Safety, tolerability and pharmacokinetics of udenafil, a novel PDE-5 inhibitor, in healthy young Korean subjects

WHAT IS ALREADY KNOWN ABOUT THIS SUBJECT The phosphodiesterase (PDE) type 5 inhibitor is a widely used agent that facilitates penile erection. Udenafil is newly developed as a PDE-5 inhibitor. WHAT THIS STUDY ADDS This is the first study to determine the safety, tolerability and pharmacokinetics of udenafil in healthy subjects. Udenafil was safe and well tolerated in healthy Korean subjects. The AUC and C(max) of udenafil increased supraproportionally with increasing dose upon single administration, but there was no significant drug accumulation upon multiple administrations. AIM To evaluate the safety, tolerability and pharmacokinetics (PK) of udenafil, a novel phosphodiesterase type 5 inhibitor.
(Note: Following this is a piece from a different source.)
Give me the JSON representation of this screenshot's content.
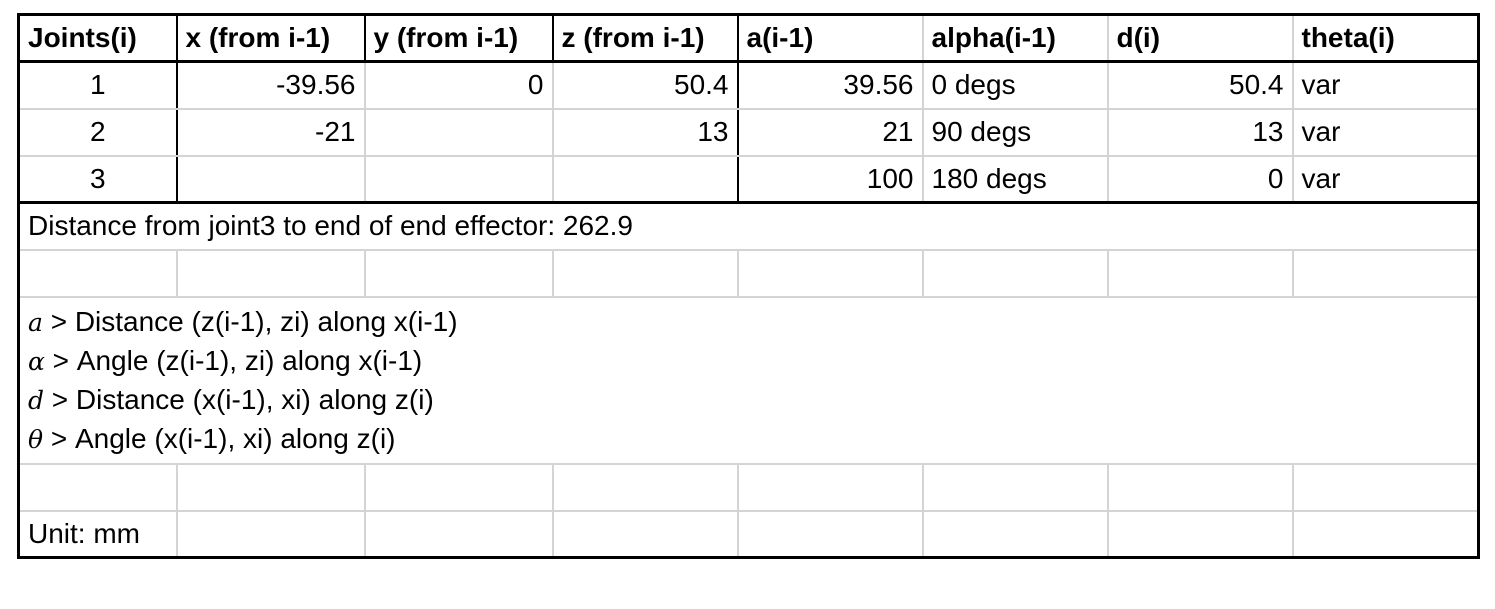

METHODS A double-blind, randomized, placebo-controlled, dose-rising, parallel-group, single- and multiple-dose study was conducted in healthy Korean subjects. The subjects were allocated to single-dose groups of 25, 50, 100, 200 or 300 mg (eight subjects in each dose group, including two placebos), or to multiple-dose groups of 100 or 200 mg (once-daily dosing for 7 days; nine subjects in each dose group, including three placebos). Serial samples of blood and urine were collected after oral administration and the drug concentrations in plasma and urine were determined by high-performance liquid chromatography. Safety and tolerability were evaluated by monitoring clinical laboratory parameters and adverse events. RESULTS Udenafil reached peak plasma concentrations at 0.8-1.3 h, and then declined mono-exponentially with a terminal half-life of 7.3-12.1 h in the single-dose study. The area under the time-concentration curves (AUC) and maximum plasma concentrations (C(max)) increased supraproportionally with increasing dose in the single-dose study. During multiple dosing, a steady state was reached at 5 days and little accumulation occurred after repeated dosing for 7 days. Udenafil was generally well tolerated in these healthy subjects, and no serious adverse events occurred. CONCLUSIONS Udenafil was safe and well tolerated in healthy volunteers. The AUC and C(max) of udenafil increased supraproportionally with increasing dose upon single administration, but there was no significant drug accumulation upon multiple administrations.